The furniture inside the anteroom was beaten at the legs and corners. The carpet smelled of mildew. The secretary, playing hunt and peck at
the typewriter, looked like a temp. She buzzed O’Brien after I gave her my name, and he came out of an inner office to meet me. I guess I’d expected a younger man—an up-and-comer. But he was in his late forties. Thin, stoop-shouldered, bald. He had a movie mortician’s face—long, dour, sunken, vaguely haunted about the eyes. He held out his hand and I shook with him.
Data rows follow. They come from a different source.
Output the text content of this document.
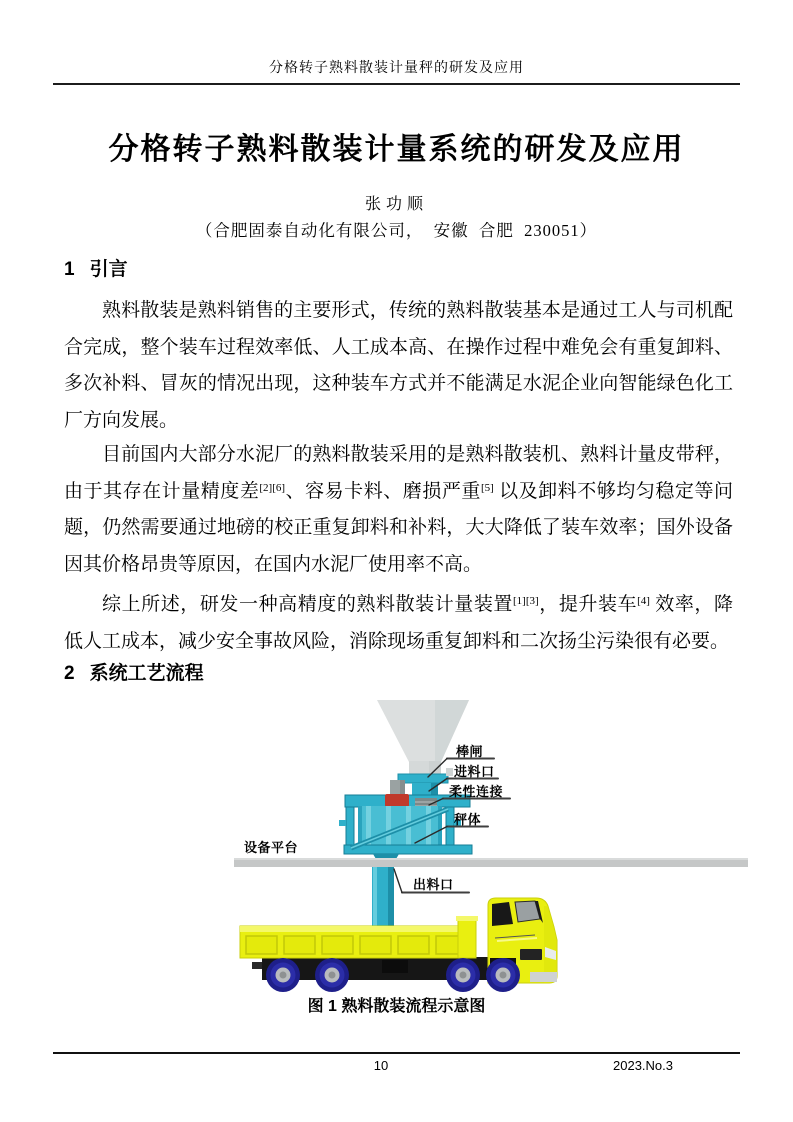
分格转子熟料散装计量秤的研发及应用
分格转子熟料散装计量系统的研发及应用
张功顺
（合肥固泰自动化有限公司，  安徽  合肥  230051）
1 引言
熟料散装是熟料销售的主要形式，传统的熟料散装基本是通过工人与司机配
合完成，整个装车过程效率低、人工成本高、在操作过程中难免会有重复卸料、
多次补料、冒灰的情况出现，这种装车方式并不能满足水泥企业向智能绿色化工
厂方向发展。
目前国内大部分水泥厂的熟料散装采用的是熟料散装机、熟料计量皮带秤，
由于其存在计量精度差[2][6]、容易卡料、磨损严重[5] 以及卸料不够均匀稳定等问
题，仍然需要通过地磅的校正重复卸料和补料，大大降低了装车效率；国外设备
因其价格昂贵等原因，在国内水泥厂使用率不高。
综上所述，研发一种高精度的熟料散装计量装置[1][3]，提升装车[4] 效率，降
低人工成本，减少安全事故风险，消除现场重复卸料和二次扬尘污染很有必要。
2 系统工艺流程
棒闸
进料口
柔性连接
秤体
设备平台
出料口
图 1 熟料散装流程示意图
10	2023.No.3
“I just want you to know, before we start here, that I didn’t take this case on my own. It was assigned to me by the court.”
I nodded. “I understand.”
“I don’t like Terry Carnova. But he’s my client, and he’s getting a raw deal.”
“He’s getting what he deserves,” I said.
“Why don’t you hold off on that until I’ve had a chance to say my piece?”
He waved me through a door into the inner office. Kitty Guinn was sitting on a tufted couch across from O’Brien’s desk. She didn’t look at me as I sat down beside her. But I could tell from her pallid face that she was nervous.
O’Brien settled in behind the desk, shooing away some loose papers in front of him.
“You’ve met Kitty, I know.” He smiled at the girl and she smiled back at him anxiously. She was wearing a white summer dress that made her look like a candle wrapped in tissue paper. “Kitty, why don’t you tell Mr. Stoner what you’ve told me?”
“I done already told him,” she said in a shaky voice. “Terry didn’t kill that man.”
O’Brien smiled without showing his teeth—tight-lipped, like a man with loose dentures.
“Is that it?” I said.
“That’s part of it.” He linked his fingers and settled his hands on the desk, leaning forward. “Terry Carnova is protecting a friend of his. A boy by the name of Thomas Chard. Tommy T. to his friends. It was Tommy who committed the murder. Terry’s no more than an accessory.”
“Bullshit.”
“Yeah?” He leaned back again in his chair. “Let me ask you a question, Stoner. When Terry confessed to the murder, what weapon did he say he’d used?” He didn’t wait for me to reply, which was a good thing because I had no intention of talking about the interrogation. “He said he used a rock, didn’t he?”